XVe s. Celluy jour fut la damoiselle guerie qui devant estoit ladresse et meselle, Lancelot du lac, t. III, f° 110, dans LACURNE. C'est de Jesus la parabole Touchant du riche enseveli En feu, non pas en couche molle, Et du ladre au dessus de ly, Villon, Grand testament, LXXII.

XVIe s. Aucuns ont la face belle et le cuir poli et lisse, ne donnant aucun indice de lepre par dehors, comme sont les ladres blancs, appellés cachots, cagots et capots, que l'on trouve en basse Bretagne et en Guyenne vers Bordeaux où ils les appellent gobets, Paré, XXII, 11. Nostre maistre [Henri IV] est un ladre vert et le plus ingrat mortel qu'il y ait sur la face de la terre, D'Aubigné, Vie, XCV. … que ton importun caquet Soit fait compaignon du claquet, Du baril et de la besace D'un ladre vert…, Belleau, Œuv. t.
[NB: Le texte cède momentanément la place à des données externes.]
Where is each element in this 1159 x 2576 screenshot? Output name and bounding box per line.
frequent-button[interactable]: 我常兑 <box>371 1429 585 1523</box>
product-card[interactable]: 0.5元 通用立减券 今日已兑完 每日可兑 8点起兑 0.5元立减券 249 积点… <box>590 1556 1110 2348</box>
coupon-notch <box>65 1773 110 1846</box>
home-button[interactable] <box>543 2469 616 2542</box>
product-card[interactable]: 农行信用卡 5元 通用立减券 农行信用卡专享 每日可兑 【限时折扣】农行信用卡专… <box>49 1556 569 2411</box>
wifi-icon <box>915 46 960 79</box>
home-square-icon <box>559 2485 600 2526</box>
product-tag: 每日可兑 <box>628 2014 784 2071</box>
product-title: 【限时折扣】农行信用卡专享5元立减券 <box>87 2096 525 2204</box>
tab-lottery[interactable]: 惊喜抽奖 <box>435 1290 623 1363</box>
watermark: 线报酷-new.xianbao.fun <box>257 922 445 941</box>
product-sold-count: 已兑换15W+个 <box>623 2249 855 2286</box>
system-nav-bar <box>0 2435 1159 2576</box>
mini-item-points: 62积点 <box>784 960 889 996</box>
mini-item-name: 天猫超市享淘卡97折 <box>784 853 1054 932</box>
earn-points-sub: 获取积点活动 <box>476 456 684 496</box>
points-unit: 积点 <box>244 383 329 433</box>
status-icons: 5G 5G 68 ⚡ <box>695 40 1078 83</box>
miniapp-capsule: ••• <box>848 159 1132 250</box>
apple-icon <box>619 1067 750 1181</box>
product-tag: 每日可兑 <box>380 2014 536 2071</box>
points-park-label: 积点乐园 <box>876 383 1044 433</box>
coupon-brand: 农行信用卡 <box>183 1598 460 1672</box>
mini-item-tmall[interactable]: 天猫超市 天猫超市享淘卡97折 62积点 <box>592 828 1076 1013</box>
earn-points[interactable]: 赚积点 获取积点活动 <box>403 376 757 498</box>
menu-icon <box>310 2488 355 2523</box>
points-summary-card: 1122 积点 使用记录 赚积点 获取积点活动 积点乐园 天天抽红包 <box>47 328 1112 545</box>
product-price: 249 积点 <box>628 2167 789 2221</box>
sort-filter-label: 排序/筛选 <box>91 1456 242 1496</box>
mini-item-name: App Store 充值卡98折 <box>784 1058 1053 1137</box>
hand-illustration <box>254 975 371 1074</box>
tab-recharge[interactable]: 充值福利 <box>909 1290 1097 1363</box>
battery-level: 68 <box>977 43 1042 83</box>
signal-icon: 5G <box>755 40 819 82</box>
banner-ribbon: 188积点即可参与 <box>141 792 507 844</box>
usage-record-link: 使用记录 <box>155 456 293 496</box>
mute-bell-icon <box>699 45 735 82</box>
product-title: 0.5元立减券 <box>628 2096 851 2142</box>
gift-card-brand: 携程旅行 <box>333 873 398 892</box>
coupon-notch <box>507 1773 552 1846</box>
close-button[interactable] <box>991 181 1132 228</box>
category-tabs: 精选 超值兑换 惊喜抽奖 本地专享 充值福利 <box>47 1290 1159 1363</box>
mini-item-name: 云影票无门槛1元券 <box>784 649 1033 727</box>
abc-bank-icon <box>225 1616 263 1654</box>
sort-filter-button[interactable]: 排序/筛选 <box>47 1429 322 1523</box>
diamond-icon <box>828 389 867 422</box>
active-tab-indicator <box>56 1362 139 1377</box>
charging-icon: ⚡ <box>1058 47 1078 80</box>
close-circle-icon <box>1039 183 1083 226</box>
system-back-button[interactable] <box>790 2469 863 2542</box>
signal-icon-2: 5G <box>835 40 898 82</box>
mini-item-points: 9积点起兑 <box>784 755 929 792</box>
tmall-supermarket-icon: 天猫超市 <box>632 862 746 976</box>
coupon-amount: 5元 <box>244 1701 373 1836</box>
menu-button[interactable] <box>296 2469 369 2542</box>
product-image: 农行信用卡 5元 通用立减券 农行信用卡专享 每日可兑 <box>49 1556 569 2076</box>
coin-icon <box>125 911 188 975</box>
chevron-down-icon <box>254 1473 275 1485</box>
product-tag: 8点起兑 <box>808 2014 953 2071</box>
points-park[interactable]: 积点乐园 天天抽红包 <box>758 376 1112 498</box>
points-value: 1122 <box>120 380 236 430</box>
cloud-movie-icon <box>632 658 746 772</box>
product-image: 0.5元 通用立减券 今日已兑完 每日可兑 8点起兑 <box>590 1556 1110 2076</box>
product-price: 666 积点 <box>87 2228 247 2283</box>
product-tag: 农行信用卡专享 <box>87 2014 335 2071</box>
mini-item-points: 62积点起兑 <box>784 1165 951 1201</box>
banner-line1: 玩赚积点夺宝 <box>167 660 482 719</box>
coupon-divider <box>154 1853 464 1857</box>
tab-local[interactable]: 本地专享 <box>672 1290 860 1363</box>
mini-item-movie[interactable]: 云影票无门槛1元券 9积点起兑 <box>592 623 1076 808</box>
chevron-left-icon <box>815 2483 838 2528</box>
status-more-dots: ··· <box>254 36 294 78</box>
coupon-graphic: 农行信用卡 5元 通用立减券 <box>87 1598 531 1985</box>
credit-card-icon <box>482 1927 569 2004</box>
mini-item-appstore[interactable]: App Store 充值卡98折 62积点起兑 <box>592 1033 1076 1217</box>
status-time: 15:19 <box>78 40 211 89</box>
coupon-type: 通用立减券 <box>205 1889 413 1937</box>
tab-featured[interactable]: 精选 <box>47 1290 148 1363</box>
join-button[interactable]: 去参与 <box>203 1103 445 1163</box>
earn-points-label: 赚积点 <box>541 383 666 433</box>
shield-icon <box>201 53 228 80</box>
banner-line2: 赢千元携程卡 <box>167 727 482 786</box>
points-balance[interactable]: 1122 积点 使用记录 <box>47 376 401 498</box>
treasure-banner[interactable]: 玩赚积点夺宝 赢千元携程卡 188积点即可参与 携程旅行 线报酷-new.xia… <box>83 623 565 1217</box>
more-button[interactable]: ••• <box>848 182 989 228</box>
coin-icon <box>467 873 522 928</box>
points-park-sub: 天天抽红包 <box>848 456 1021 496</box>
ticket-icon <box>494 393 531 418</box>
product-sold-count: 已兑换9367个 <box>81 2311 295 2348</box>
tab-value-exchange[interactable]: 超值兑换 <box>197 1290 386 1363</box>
II, p. 69, dans LACURNE.

ÉTYMOLOGIE

Ladre, nom vulgaire du Lazare de l'Évangile, de celui qui, couvert d'ulcères, était à la porte du riche, et que le moyen âge disait lépreux ; provenç. ladre. Le mot est bien fait, l'accent étant sur la, lázărus. M. Scheler se demande si ladre dans le sens d'avare n'est pas l'italien ladro, voleur ; mais il n'est pas nécessaire d'intercaler un mot d'une tout autre origine, et la série des sens peut s'en passer.